Researchers may have found an effective, relapse-free way to treat lung cancer.

A team at Israel’s Weizmann Institute of Science believe they’ve identified a treatment likely to bring about full remission for some patients.

They say an existing drug called Erbitux, used currently for cancers of the colon, neck and head, could be suitable to treat the gene mutation found in 40 percent of non-smoking lung cancer patients.

In tests on mice, they were able to “short-circuit” the switch that drives abnormal cell growth, so that tumors shrank permanently.

Critical to their research was the discovery of a biomarker – the cell’s early-warning system – which tells them which individual patients are likely to respond positively to Erbitux.

Details of their findings were published August 8 in the journal Cell Reports Medicine. The team’s next step will be clinical trials to establish the treatment’s effectiveness on human patients with lung cancer.

“We have found a potential biomarker that may change the way patients with lung cancer are treated worldwide,” said study leader Prof. Yosef Yarden of the institute’s Immunology and Regenerative Biology Department.

“The new biomarker might make it possible to match some lung cancer patients with the specific medication most likely to help them.”

Sorting by mutation

Most lung cases are caused by smoking, but the second biggest cause is the mutation of the gene EGFR (epidermal growth factor receptor).

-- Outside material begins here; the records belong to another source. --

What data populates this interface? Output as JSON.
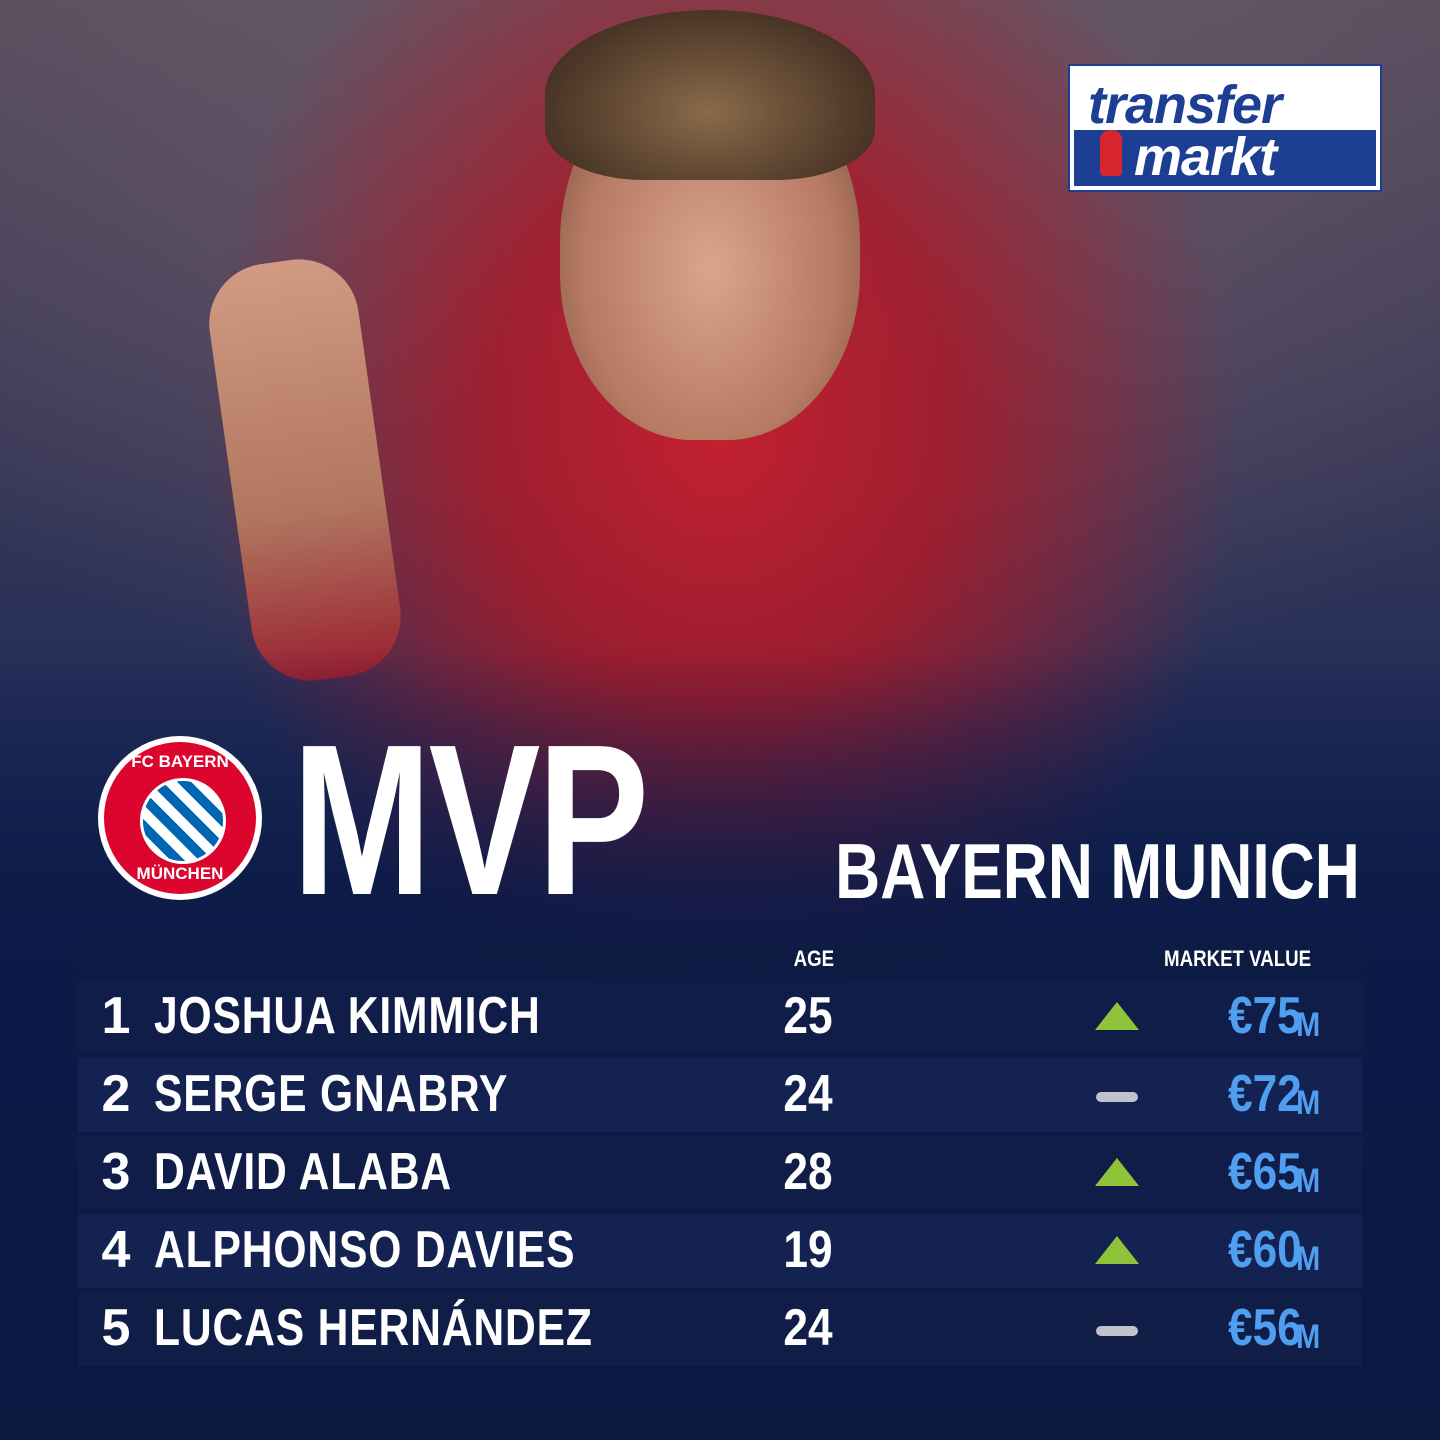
{
  "logo": {
    "line1": "transfer",
    "line2": "markt"
  },
  "badge": {
    "top": "FC BAYERN",
    "bottom": "MÜNCHEN"
  },
  "header": {
    "title": "MVP",
    "subtitle": "BAYERN MUNICH"
  },
  "table": {
    "columns": [
      "AGE",
      "MARKET VALUE"
    ],
    "rows": [
      {
        "rank": 1,
        "name": "JOSHUA KIMMICH",
        "age": 25,
        "trend": "up",
        "value": "€75",
        "unit": "M"
      },
      {
        "rank": 2,
        "name": "SERGE GNABRY",
        "age": 24,
        "trend": "flat",
        "value": "€72",
        "unit": "M"
      },
      {
        "rank": 3,
        "name": "DAVID ALABA",
        "age": 28,
        "trend": "up",
        "value": "€65",
        "unit": "M"
      },
      {
        "rank": 4,
        "name": "ALPHONSO DAVIES",
        "age": 19,
        "trend": "up",
        "value": "€60",
        "unit": "M"
      },
      {
        "rank": 5,
        "name": "LUCAS HERNÁNDEZ",
        "age": 24,
        "trend": "flat",
        "value": "€56",
        "unit": "M"
      }
    ]
  }
}
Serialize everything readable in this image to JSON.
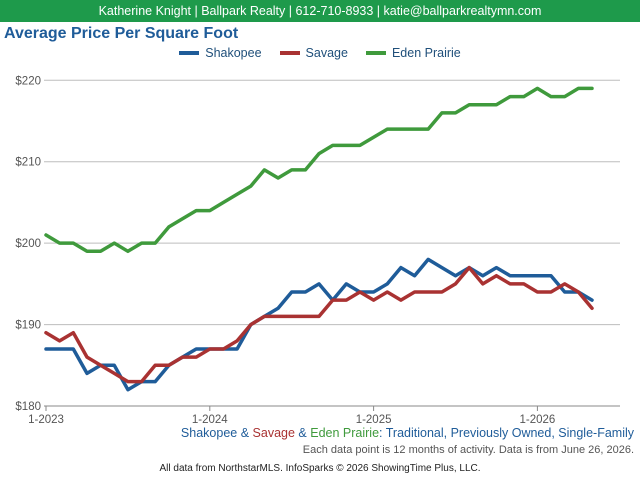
{
  "header": {
    "text": "Katherine Knight | Ballpark Realty | 612-710-8933 | katie@ballparkrealtymn.com"
  },
  "chart_data": {
    "type": "line",
    "title": "Average Price Per Square Foot",
    "ylim": [
      180,
      222
    ],
    "y_ticks": [
      180,
      190,
      200,
      210,
      220
    ],
    "y_tick_labels": [
      "$180",
      "$190",
      "$200",
      "$210",
      "$220"
    ],
    "x_ticks": [
      "1-2023",
      "1-2024",
      "1-2025",
      "1-2026"
    ],
    "x_start": "2023-01",
    "x": [
      "2023-01",
      "2023-02",
      "2023-03",
      "2023-04",
      "2023-05",
      "2023-06",
      "2023-07",
      "2023-08",
      "2023-09",
      "2023-10",
      "2023-11",
      "2023-12",
      "2024-01",
      "2024-02",
      "2024-03",
      "2024-04",
      "2024-05",
      "2024-06",
      "2024-07",
      "2024-08",
      "2024-09",
      "2024-10",
      "2024-11",
      "2024-12",
      "2025-01",
      "2025-02",
      "2025-03",
      "2025-04",
      "2025-05",
      "2025-06",
      "2025-07",
      "2025-08",
      "2025-09",
      "2025-10",
      "2025-11",
      "2025-12",
      "2026-01",
      "2026-02",
      "2026-03",
      "2026-04",
      "2026-05"
    ],
    "grid": true,
    "legend_position": "top-center",
    "series": [
      {
        "name": "Shakopee",
        "color": "#1f5c99",
        "values": [
          187,
          187,
          187,
          184,
          185,
          185,
          182,
          183,
          183,
          185,
          186,
          187,
          187,
          187,
          187,
          190,
          191,
          192,
          194,
          194,
          195,
          193,
          195,
          194,
          194,
          195,
          197,
          196,
          198,
          197,
          196,
          197,
          196,
          197,
          196,
          196,
          196,
          196,
          194,
          194,
          193
        ]
      },
      {
        "name": "Savage",
        "color": "#a93232",
        "values": [
          189,
          188,
          189,
          186,
          185,
          184,
          183,
          183,
          185,
          185,
          186,
          186,
          187,
          187,
          188,
          190,
          191,
          191,
          191,
          191,
          191,
          193,
          193,
          194,
          193,
          194,
          193,
          194,
          194,
          194,
          195,
          197,
          195,
          196,
          195,
          195,
          194,
          194,
          195,
          194,
          192
        ]
      },
      {
        "name": "Eden Prairie",
        "color": "#3f9a3c",
        "values": [
          201,
          200,
          200,
          199,
          199,
          200,
          199,
          200,
          200,
          202,
          203,
          204,
          204,
          205,
          206,
          207,
          209,
          208,
          209,
          209,
          211,
          212,
          212,
          212,
          213,
          214,
          214,
          214,
          214,
          216,
          216,
          217,
          217,
          217,
          218,
          218,
          219,
          218,
          218,
          219,
          219
        ]
      }
    ]
  },
  "subtitle": {
    "s1": "Shakopee",
    "amp1": " & ",
    "s2": "Savage",
    "amp2": " & ",
    "s3": "Eden Prairie",
    "desc": ": Traditional, Previously Owned, Single-Family"
  },
  "note": "Each data point is 12 months of activity. Data is from June 26, 2026.",
  "footer": "All data from NorthstarMLS. InfoSparks © 2026 ShowingTime Plus, LLC."
}
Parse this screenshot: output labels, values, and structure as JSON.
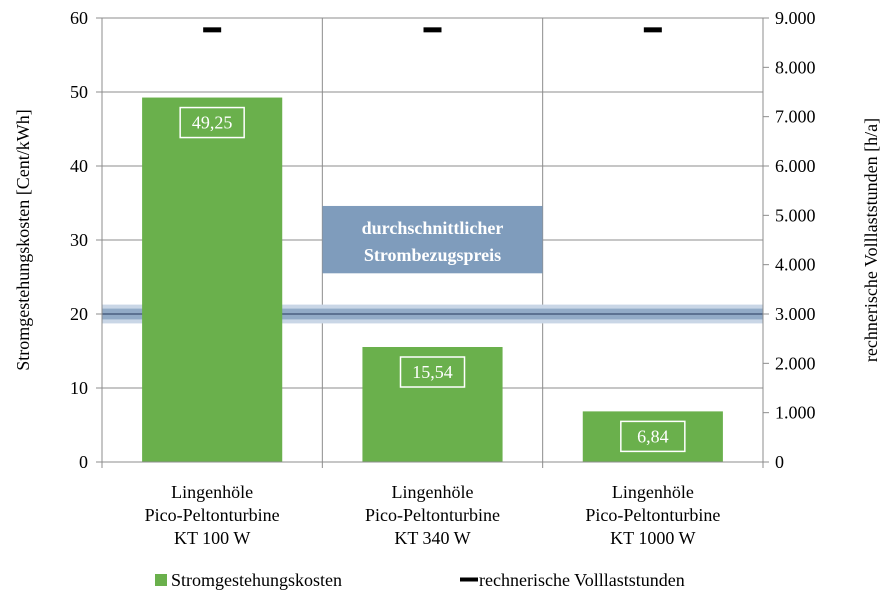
{
  "chart_data": {
    "type": "bar",
    "categories": [
      [
        "Lingenhöle",
        "Pico-Peltonturbine",
        "KT 100 W"
      ],
      [
        "Lingenhöle",
        "Pico-Peltonturbine",
        "KT 340 W"
      ],
      [
        "Lingenhöle",
        "Pico-Peltonturbine",
        "KT 1000 W"
      ]
    ],
    "series": [
      {
        "name": "Stromgestehungskosten",
        "axis": "left",
        "type": "bar",
        "values": [
          49.25,
          15.54,
          6.84
        ],
        "data_labels": [
          "49,25",
          "15,54",
          "6,84"
        ],
        "color": "#6ab04c"
      },
      {
        "name": "rechnerische Volllaststunden",
        "axis": "right",
        "type": "marker",
        "values": [
          8760,
          8760,
          8760
        ],
        "color": "#000000"
      }
    ],
    "ylabel": "Stromgestehungskosten [Cent/kWh]",
    "y2label": "rechnerische Volllaststunden [h/a]",
    "ylim": [
      0,
      60
    ],
    "y2lim": [
      0,
      9000
    ],
    "yticks": [
      0,
      10,
      20,
      30,
      40,
      50,
      60
    ],
    "ytick_labels": [
      "0",
      "10",
      "20",
      "30",
      "40",
      "50",
      "60"
    ],
    "y2ticks": [
      0,
      1000,
      2000,
      3000,
      4000,
      5000,
      6000,
      7000,
      8000,
      9000
    ],
    "y2tick_labels": [
      "0",
      "1.000",
      "2.000",
      "3.000",
      "4.000",
      "5.000",
      "6.000",
      "7.000",
      "8.000",
      "9.000"
    ],
    "reference_band": {
      "label_lines": [
        "durchschnittlicher",
        "Strombezugspreis"
      ],
      "value": 20,
      "range": [
        19,
        21
      ],
      "color": "#7f9cbc"
    },
    "grid": true,
    "legend_position": "bottom"
  }
}
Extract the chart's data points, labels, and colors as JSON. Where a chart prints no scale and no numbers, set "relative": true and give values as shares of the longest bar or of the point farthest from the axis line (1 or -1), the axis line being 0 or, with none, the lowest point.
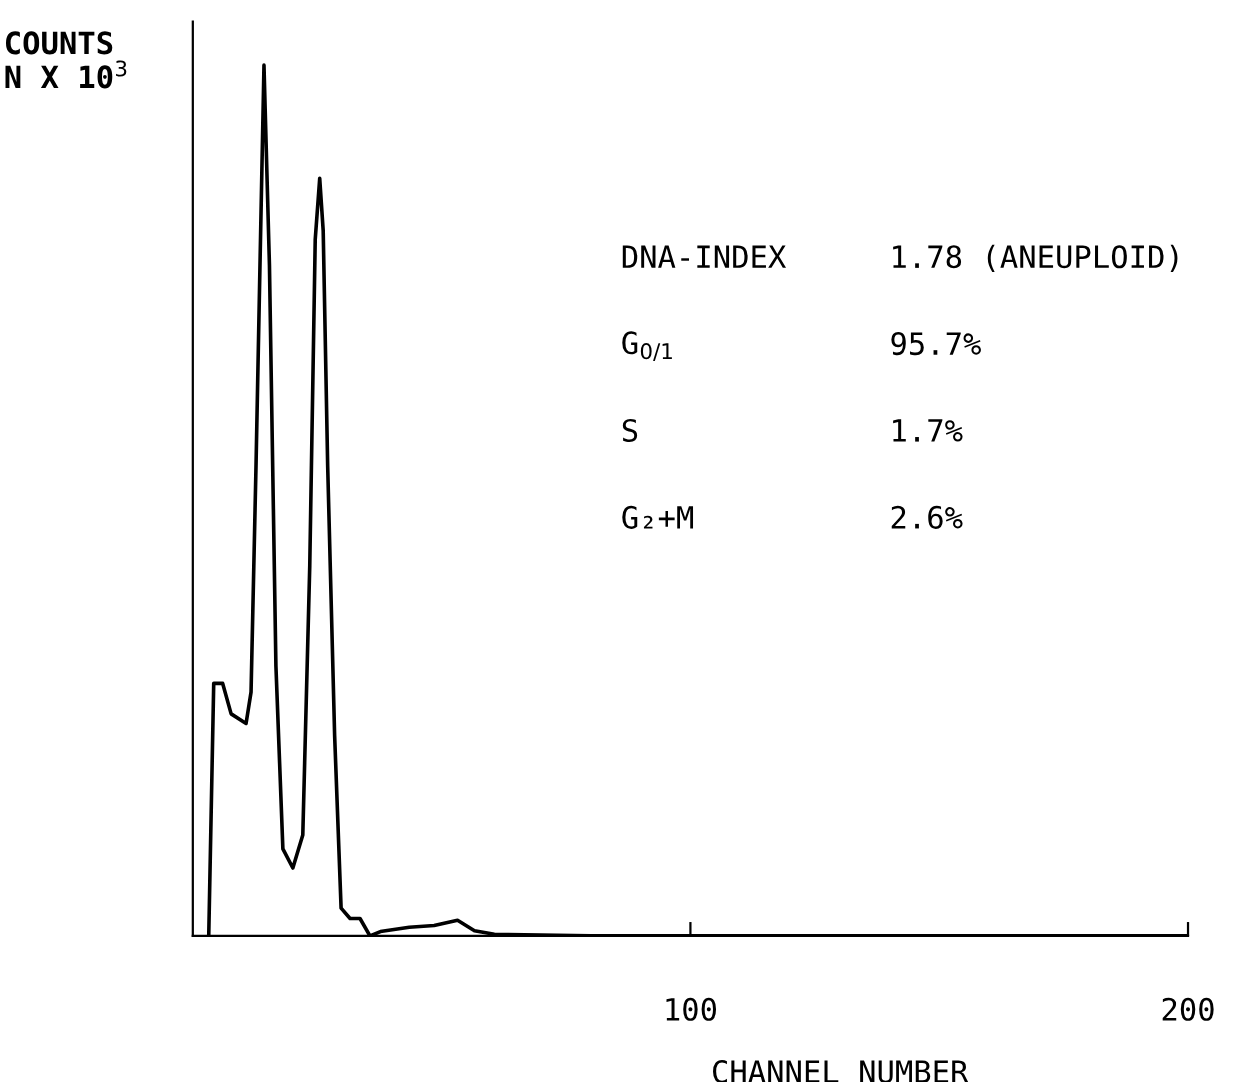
{
  "chart_data": {
    "type": "line",
    "relative": true,
    "xlabel": "CHANNEL NUMBER",
    "ylabel": "COUNTS\nN X 10$^{3}$",
    "xlim": [
      0,
      200
    ],
    "xticks": [
      100,
      200
    ],
    "grid": false,
    "legend": false,
    "marker": "none",
    "line_style": "solid",
    "annotations": [
      "DNA-INDEX",
      "1.78 (ANEUPLOID)",
      "G$_{0/1}$",
      "95.7%",
      "S",
      "1.7%",
      "G₂+M",
      "2.6%"
    ],
    "series": [
      {
        "color": "#000000",
        "x": [
          3.2,
          4.2,
          6.0,
          7.7,
          10.7,
          11.7,
          12.7,
          13.6,
          14.3,
          15.4,
          16.7,
          18.1,
          20.1,
          22.1,
          23.5,
          24.6,
          25.5,
          26.2,
          27.1,
          28.5,
          29.8,
          31.6,
          33.6,
          35.6,
          37.7,
          43.5,
          48.5,
          53.2,
          56.6,
          60.6,
          80,
          120,
          160,
          200
        ],
        "values": [
          0,
          0.29,
          0.29,
          0.255,
          0.244,
          0.28,
          0.54,
          0.8,
          1.0,
          0.77,
          0.31,
          0.1,
          0.078,
          0.116,
          0.425,
          0.8,
          0.87,
          0.81,
          0.54,
          0.23,
          0.032,
          0.02,
          0.02,
          0,
          0.005,
          0.01,
          0.012,
          0.018,
          0.006,
          0.002,
          0,
          0,
          0,
          0
        ]
      }
    ]
  }
}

EGFR helps cells grow and divide, but if there’s a mutation – a typo in its DNA – it can get stuck in the “on” position.

There are around 30 of these mutations, all with a slightly different typo, but all currently treated with the same cocktail of drugs.

Yarden’s team found that patients with EGFR mutations initially responded very well to the treatment, but eventually developed resistance to the medication and suffered a relapse.

The drugs stopped working because the tumors started acquiring secondary mutations.

Dr. Ilaria Marrocco, then a postdoctoral researcher in Yarden’s lab, reviewed the literature from clinical trials and wondered whether, by sorting lung tumors according to specific EGFR mutations, it might be possible to create a more personalized drug protocol and achieve better results.

“Dr. Marrocco’s observation inspired us to search for a biomarker that would predict which patients would respond well to therapy, according to the specific mutations they carry,” said Yarden.

They focused on a particular mutation called L858R, one of the two most common gene variants associated with EGFR in lung cancer.

They found that Erbitux – a drug developed based on research by Yarden and others – successfully blocked proteins that pair up and signal the cell’s nucleus to start replicating and keep on replicating.

“We discovered that, if this pairing does not occur, it’s like a short-circuit – the signal to initiate cellular replication cannot be sent to the nucleus, and the tumor does not grow,” said Yarden.

EGFR inhibitors were approved as lung cancer drugs nearly 10 years ago, and are routinely prescribed to patients, regardless of the type of gene mutation.

“By the time Erbitux is given, it is usually ineffective because it can work only against certain EGFR mutations,” said Yarden.

“Our study demonstrates the importance of pre-selecting lung cancer patients who can be effectively treated with Erbitux from the start, based on their mutation profile.”